Tweetalige printerversie Eentalige printerversie

Schriftelijke vraag nr. 4-1660

van Geert Lambert (sp.a+Vl.Pro) d.d. 26 september 2008

aan de minister van Ambtenarenzaken en Overheidsbedrijven

Overheidsbedrijven - Gunningen - Belangenconflicten

overheidsbedrijf
Proximus
ondernemingsdirecteur
openbare aanbesteding
belangenconflict
overheidsopdrachten

Chronologie

26/9/2008Verzending vraag (Einde van de antwoordtermijn: 30/10/2008)
10/11/2008Antwoord

Vraag nr. 4-1660 d.d. 26 september 2008 : (Vraag gesteld in het Nederlands)

De Raad van bestuur van Belgacom bestelde een rapport over het functioneren van de CEO van Belgacom bij een human ressource consultancybedrijf waarvan de zaakvoerder in zijn andere hoedanigheid van voorzitter van de Profliga over het voetbaltelevisiecontract met Belgacom onderhandelde. Hier kon duidelijk een belangenconflict zijn.

Ik vernam dan ook graag van de geachte minister welke maatregelen er genomen worden om in het vervolg dergelijke potentiële belangenconflicten bij bestellingen door overheidsbedrijven te vermijden ?

Antwoord ontvangen op 10 november 2008 :

Het Audit- en Toezichtscomité van de Raad van bestuur van Belgacom heeft in zijn vergadering van 24 juli 2008 vastgesteld dat omwille van het feit dat de heer De Witte, chief executive officer (CEO) van Hudson België, ook voorzitter is van de Profliga, er een mogelijk belangenconflict kon bestaan in hoofde van Hudson over de opdracht met betrekking tot het bijstaan van de Raad van bestuur inzake het formuleren van het advies met betrekking tot de verlenging van het mandaat van de gedelegeerd bestuurder.

De voorzitter van het Comité heeft vastgesteld dat, indien er in dit dossier een belangenconflict was, dit geen invloed heeft gehad.
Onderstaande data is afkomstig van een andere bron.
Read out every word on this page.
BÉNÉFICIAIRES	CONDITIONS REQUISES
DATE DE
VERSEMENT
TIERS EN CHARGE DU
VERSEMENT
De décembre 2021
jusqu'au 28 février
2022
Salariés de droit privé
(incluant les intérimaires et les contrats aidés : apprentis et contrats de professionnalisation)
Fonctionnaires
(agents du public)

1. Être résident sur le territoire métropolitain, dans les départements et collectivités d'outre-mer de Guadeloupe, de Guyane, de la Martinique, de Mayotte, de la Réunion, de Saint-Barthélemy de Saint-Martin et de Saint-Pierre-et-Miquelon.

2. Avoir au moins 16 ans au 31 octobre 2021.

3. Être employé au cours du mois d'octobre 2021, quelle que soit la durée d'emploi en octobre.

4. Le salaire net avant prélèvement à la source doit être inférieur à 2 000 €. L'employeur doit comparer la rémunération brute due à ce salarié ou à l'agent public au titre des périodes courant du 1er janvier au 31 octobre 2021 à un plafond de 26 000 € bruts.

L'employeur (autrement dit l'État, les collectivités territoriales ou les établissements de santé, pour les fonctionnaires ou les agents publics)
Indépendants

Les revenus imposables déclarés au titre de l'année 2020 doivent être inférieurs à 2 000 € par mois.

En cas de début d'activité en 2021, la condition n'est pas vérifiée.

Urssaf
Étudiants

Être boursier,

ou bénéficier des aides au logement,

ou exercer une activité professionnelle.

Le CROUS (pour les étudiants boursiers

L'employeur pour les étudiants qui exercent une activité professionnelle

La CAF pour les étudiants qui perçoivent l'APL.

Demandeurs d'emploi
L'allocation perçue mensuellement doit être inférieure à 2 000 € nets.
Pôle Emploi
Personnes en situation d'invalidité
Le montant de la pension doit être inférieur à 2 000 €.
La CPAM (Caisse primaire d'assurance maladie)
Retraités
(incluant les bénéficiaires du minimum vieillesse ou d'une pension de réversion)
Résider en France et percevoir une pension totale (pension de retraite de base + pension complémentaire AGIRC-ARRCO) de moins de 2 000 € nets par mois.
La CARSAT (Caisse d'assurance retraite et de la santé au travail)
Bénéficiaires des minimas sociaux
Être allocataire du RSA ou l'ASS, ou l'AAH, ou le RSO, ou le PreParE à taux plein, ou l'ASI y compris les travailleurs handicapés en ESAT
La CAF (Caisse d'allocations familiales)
De heer De Witte heeft niet persoonlijk deelgenomen aan de adviesopdracht.

Indien er een belangenconflict was had dit in de eerste plaats door Hudson zelf moeten worden gesignaleerd voor het aanvaarden van de consultancyopdracht van de Raad van bestuur.
Niettemin heeft de Raad van Bestuur besloten om voor alle toekomstige opdrachten formeel vast te stellen dat de adviseurs geen belangenconflict hebben.

Tot slot was de opdracht van Hudson beperkt tot het acteren van de meningen van de individuele bestuurders, zonder dat Hudson zelf een advies heeft uitgebracht over de grond van de zaak.